HAMBAALLAH.ID, Jeddah,- gelombang panas ekstrem menjadi perhatian utama dalam pelaksanaan ibadah haji tahun ini. Prof. Dr. Taruna Ikrar, Kepala BPOM yang juga tergabung dalam rombongan Amirul Hajj, memperingatkan seluruh jemaah haji mengenai bahaya heat stroke, mengingat perkiraan suhu yang dapat mencapai 50 derajat Celsius.
Setelah pertemuan awal Amirul Hajj dengan panitia penyelenggara ibadah haji (PPIH) Arab Saudi di Jeddah pada hari Jumat (30/5/2025), beliau menyatakan bahwa tubuh manusia umumnya hanya mampu menahan suhu hingga 40 derajat Celsius.

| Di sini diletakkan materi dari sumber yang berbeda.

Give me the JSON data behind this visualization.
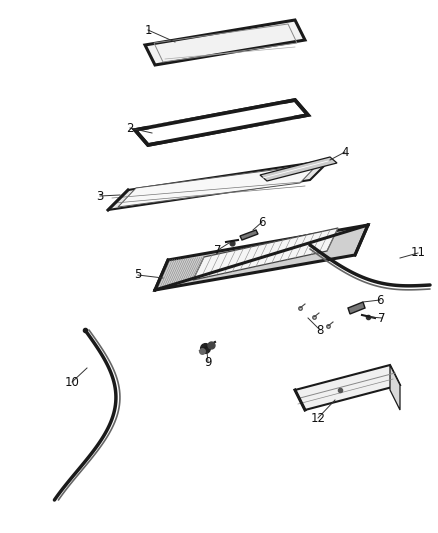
{
  "background_color": "#ffffff",
  "fig_width": 4.38,
  "fig_height": 5.33,
  "dpi": 100
}
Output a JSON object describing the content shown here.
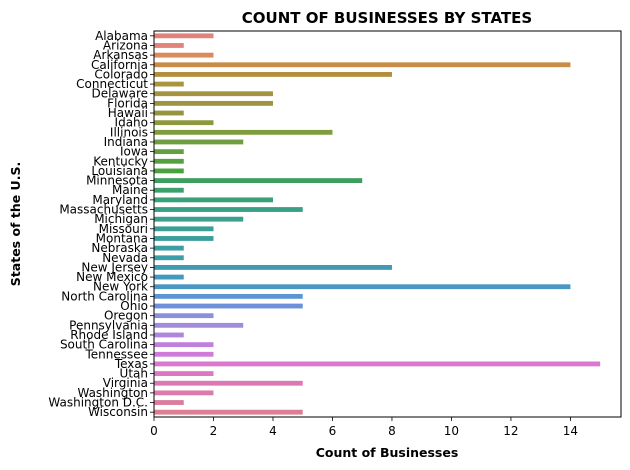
{
  "chart_data": {
    "type": "bar",
    "orientation": "horizontal",
    "title": "COUNT OF BUSINESSES BY STATES",
    "xlabel": "Count of Businesses",
    "ylabel": "States of the U.S.",
    "xlim": [
      0,
      15.7
    ],
    "xticks": [
      0,
      2,
      4,
      6,
      8,
      10,
      12,
      14
    ],
    "grid": false,
    "categories": [
      "Alabama",
      "Arizona",
      "Arkansas",
      "California",
      "Colorado",
      "Connecticut",
      "Delaware",
      "Florida",
      "Hawaii",
      "Idaho",
      "Illinois",
      "Indiana",
      "Iowa",
      "Kentucky",
      "Louisiana",
      "Minnesota",
      "Maine",
      "Maryland",
      "Massachusetts",
      "Michigan",
      "Missouri",
      "Montana",
      "Nebraska",
      "Nevada",
      "New Jersey",
      "New Mexico",
      "New York",
      "North Carolina",
      "Ohio",
      "Oregon",
      "Pennsylvania",
      "Rhode Island",
      "South Carolina",
      "Tennessee",
      "Texas",
      "Utah",
      "Virginia",
      "Washington",
      "Washington D.C.",
      "Wisconsin"
    ],
    "values": [
      2,
      1,
      2,
      14,
      8,
      1,
      4,
      4,
      1,
      2,
      6,
      3,
      1,
      1,
      1,
      7,
      1,
      4,
      5,
      3,
      2,
      2,
      1,
      1,
      8,
      1,
      14,
      5,
      5,
      2,
      3,
      1,
      2,
      2,
      15,
      2,
      5,
      2,
      1,
      5
    ],
    "colors": [
      "#e1837a",
      "#e1837a",
      "#db8a5c",
      "#c98c48",
      "#b38f3d",
      "#a99440",
      "#a29440",
      "#9d9441",
      "#95953f",
      "#8e983c",
      "#7f9d3c",
      "#6f9e41",
      "#64a03f",
      "#56a03f",
      "#4aa23f",
      "#3d9e5e",
      "#3ba06b",
      "#3aa07a",
      "#3aa085",
      "#3ba08e",
      "#3c9e96",
      "#3b9e9d",
      "#3c9ea4",
      "#3d9da9",
      "#3f9ab2",
      "#4299ba",
      "#4a97c4",
      "#5b95d3",
      "#6c91da",
      "#8a90dc",
      "#a18cdc",
      "#b086dd",
      "#c180dc",
      "#cf7cd8",
      "#d978cd",
      "#dc78c2",
      "#db79b6",
      "#da7bab",
      "#d97c9f",
      "#dd7f92"
    ]
  }
}
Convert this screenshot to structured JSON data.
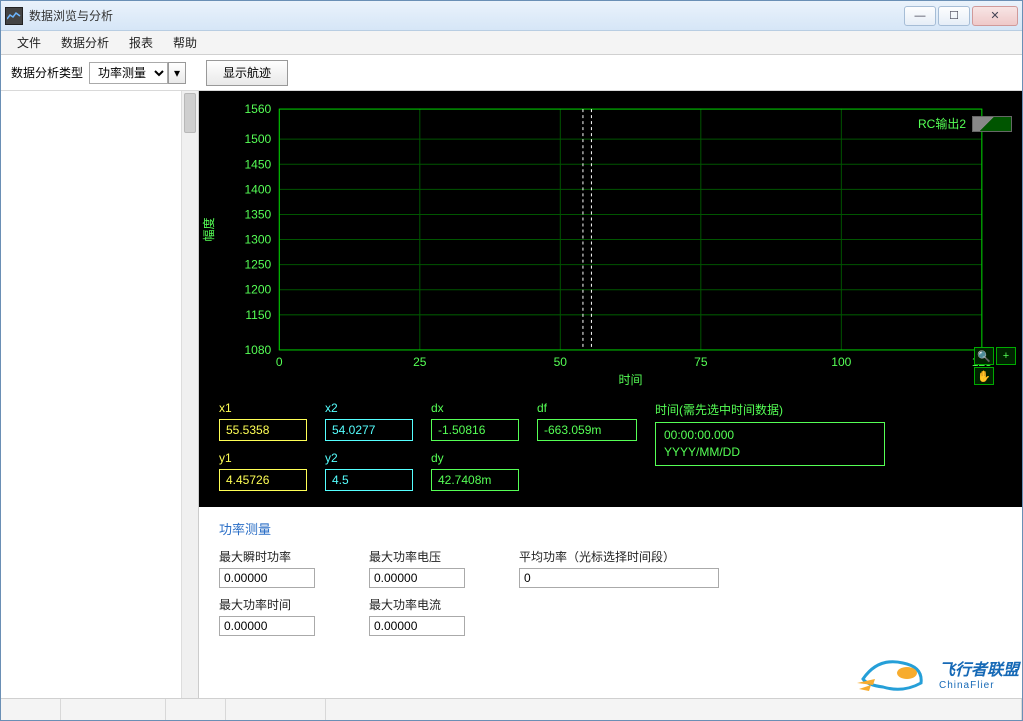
{
  "window": {
    "title": "数据浏览与分析"
  },
  "menu": {
    "file": "文件",
    "analysis": "数据分析",
    "report": "报表",
    "help": "帮助"
  },
  "toolbar": {
    "type_label": "数据分析类型",
    "type_value": "功率测量",
    "track_button": "显示航迹"
  },
  "chart": {
    "x_label": "时间",
    "y_label": "幅度",
    "legend_label": "RC输出2",
    "xlim": [
      0,
      125
    ],
    "ylim": [
      1080,
      1560
    ],
    "xticks": [
      0,
      25,
      50,
      75,
      100,
      125
    ],
    "yticks": [
      1080,
      1150,
      1200,
      1250,
      1300,
      1350,
      1400,
      1450,
      1500,
      1560
    ],
    "cursor_positions": [
      55.5358,
      54.0277
    ],
    "background": "#000000",
    "grid_color": "#005500",
    "axis_color": "#00cc00",
    "text_color": "#55ff55",
    "cursor_color": "#ffffff"
  },
  "cursors": {
    "x1": {
      "label": "x1",
      "value": "55.5358"
    },
    "x2": {
      "label": "x2",
      "value": "54.0277"
    },
    "dx": {
      "label": "dx",
      "value": "-1.50816"
    },
    "df": {
      "label": "df",
      "value": "-663.059m"
    },
    "y1": {
      "label": "y1",
      "value": "4.45726"
    },
    "y2": {
      "label": "y2",
      "value": "4.5"
    },
    "dy": {
      "label": "dy",
      "value": "42.7408m"
    },
    "time_label": "时间(需先选中时间数据)",
    "time_value": "00:00:00.000",
    "date_format": "YYYY/MM/DD"
  },
  "measure": {
    "title": "功率测量",
    "max_inst_power": {
      "label": "最大瞬时功率",
      "value": "0.00000"
    },
    "max_power_voltage": {
      "label": "最大功率电压",
      "value": "0.00000"
    },
    "avg_power": {
      "label": "平均功率（光标选择时间段）",
      "value": "0"
    },
    "max_power_time": {
      "label": "最大功率时间",
      "value": "0.00000"
    },
    "max_power_current": {
      "label": "最大功率电流",
      "value": "0.00000"
    }
  },
  "watermark": {
    "brand": "飞行者联盟",
    "sub": "ChinaFlier"
  },
  "colors": {
    "yellow": "#ffff55",
    "cyan": "#55ffff",
    "green": "#55ff55"
  }
}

Kelebihan 10 derajat dari batas tersebut termasuk kondisi ekstrem dan sangat berpotensi menyebabkan heat stroke, dilansir dari laman kemenag.
Menurut Taruna Ikrar, heat stroke terjadi ketika suhu tubuh meningkat drastis akibat paparan panas yang berlebihan, yang mengakibatkan pelebaran pembuluh darah secara tiba-tiba dan menurunkan tekanan darah secara signifikan.

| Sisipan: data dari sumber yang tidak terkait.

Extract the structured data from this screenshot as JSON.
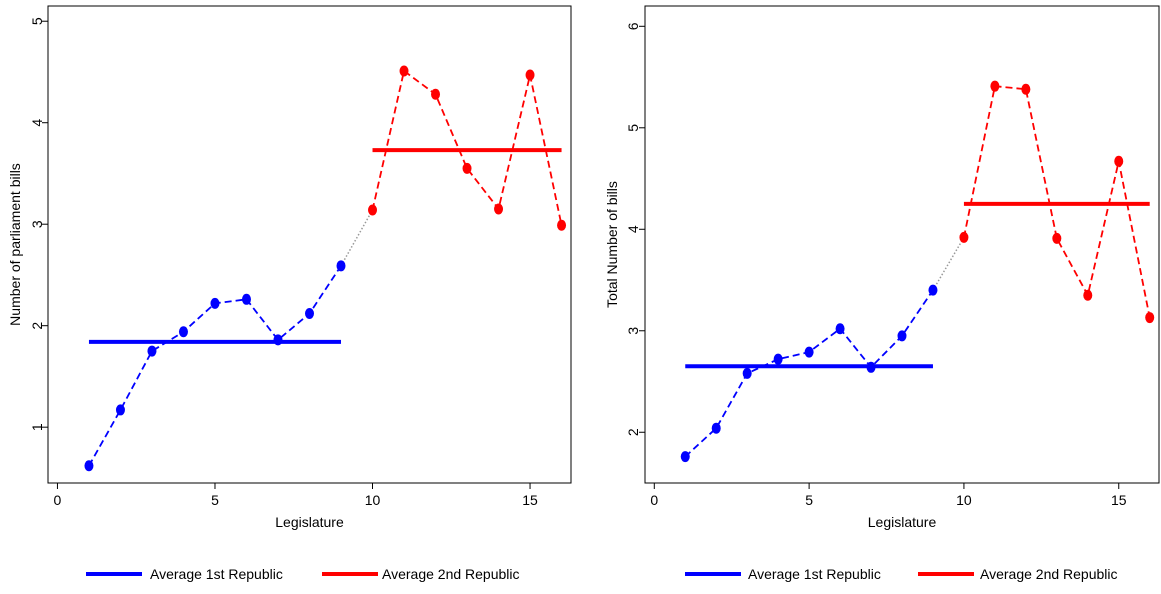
{
  "chart_data": [
    {
      "type": "line",
      "xlabel": "Legislature",
      "ylabel": "Number of parliament bills",
      "xlim": [
        -0.3,
        16.3
      ],
      "ylim": [
        0.45,
        5.15
      ],
      "xticks": [
        0,
        5,
        10,
        15
      ],
      "yticks": [
        1,
        2,
        3,
        4,
        5
      ],
      "grid": false,
      "legend_position": "bottom",
      "series": [
        {
          "name": "1st Republic",
          "color": "#0000ff",
          "style": "dashed-markers",
          "x": [
            1,
            2,
            3,
            4,
            5,
            6,
            7,
            8,
            9
          ],
          "y": [
            0.62,
            1.17,
            1.75,
            1.94,
            2.22,
            2.26,
            1.86,
            2.12,
            2.59
          ]
        },
        {
          "name": "2nd Republic",
          "color": "#ff0000",
          "style": "dashed-markers",
          "x": [
            10,
            11,
            12,
            13,
            14,
            15,
            16
          ],
          "y": [
            3.14,
            4.51,
            4.28,
            3.55,
            3.15,
            4.47,
            2.99
          ]
        }
      ],
      "connector": {
        "x": [
          9,
          10
        ],
        "y": [
          2.59,
          3.14
        ],
        "color": "#999999",
        "style": "dotted"
      },
      "averages": [
        {
          "label": "Average 1st Republic",
          "color": "#0000ff",
          "value": 1.84,
          "x_range": [
            1,
            9
          ]
        },
        {
          "label": "Average 2nd Republic",
          "color": "#ff0000",
          "value": 3.73,
          "x_range": [
            10,
            16
          ]
        }
      ]
    },
    {
      "type": "line",
      "xlabel": "Legislature",
      "ylabel": "Total Number of  bills",
      "xlim": [
        -0.3,
        16.3
      ],
      "ylim": [
        1.5,
        6.2
      ],
      "xticks": [
        0,
        5,
        10,
        15
      ],
      "yticks": [
        2,
        3,
        4,
        5,
        6
      ],
      "grid": false,
      "legend_position": "bottom",
      "series": [
        {
          "name": "1st Republic",
          "color": "#0000ff",
          "style": "dashed-markers",
          "x": [
            1,
            2,
            3,
            4,
            5,
            6,
            7,
            8,
            9
          ],
          "y": [
            1.76,
            2.04,
            2.58,
            2.72,
            2.79,
            3.02,
            2.64,
            2.95,
            3.4
          ]
        },
        {
          "name": "2nd Republic",
          "color": "#ff0000",
          "style": "dashed-markers",
          "x": [
            10,
            11,
            12,
            13,
            14,
            15,
            16
          ],
          "y": [
            3.92,
            5.41,
            5.38,
            3.91,
            3.35,
            4.67,
            3.13
          ]
        }
      ],
      "connector": {
        "x": [
          9,
          10
        ],
        "y": [
          3.4,
          3.92
        ],
        "color": "#999999",
        "style": "dotted"
      },
      "averages": [
        {
          "label": "Average 1st Republic",
          "color": "#0000ff",
          "value": 2.65,
          "x_range": [
            1,
            9
          ]
        },
        {
          "label": "Average 2nd Republic",
          "color": "#ff0000",
          "value": 4.25,
          "x_range": [
            10,
            16
          ]
        }
      ]
    }
  ]
}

Baca juga :Buya Yahya: Jika Hari Raya Bertepatan Dengan Hari Jumat, Apakah Wajib Jumatan?
Beliau menekankan bahwa penurunan tekanan darah yang mendadak dapat menyebabkan pingsan. Lebih lanjut, kondisi ini bisa berakibat fatal bagi individu dengan riwayat penyakit seperti jantung, diabetes, atau hipertensi.
Untuk menghindari dampak yang berbahaya, Taruna Ikrar menyarankan tiga tindakan sederhana namun efektif:
- Memperbanyak Konsumsi Air: Beliau menganjurkan untuk minum air putih, air mineral, atau air zamzam secara teratur guna menjaga volume darah dan mencegah pelebaran pembuluh darah yang berlebihan.
- Beristirahat Saat Merasa Tidak Enak Badan: Jika merasa pusing atau lemas, disarankan untuk beristirahat di tempat yang teduh, seperti di bawah pohon atau dekat bangunan, dan tidak memaksakan diri.
- Melakukan Aktivitas di Malam Hari: Bagi mereka yang memiliki riwayat heat stroke atau masalah terkait panas, Taruna Ikrar menyarankan untuk melakukan aktivitas seperti umrah pada malam hari ketika suhu lebih nyaman.
Selain langkah pencegahan, Taruna Ikrar juga memberikan panduan singkat mengenai pertolongan pertama jika ada jemaah yang menunjukkan gejala heat stroke:
- Membaringkan jemaah di tempat yang teduh dan sejuk.
- Memberikan udara segar, misalnya dengan kipas manual atau angin.
- Jika jemaah masih sadar, segera berikan air minum sebanyak mungkin.
- Memijat lembut bagian punggung atau kaki untuk menstimulasi sistem saraf dan peredaran darah.
- Mengompres dingin juga dapat membantu menurunkan suhu tubuh dengan cepat.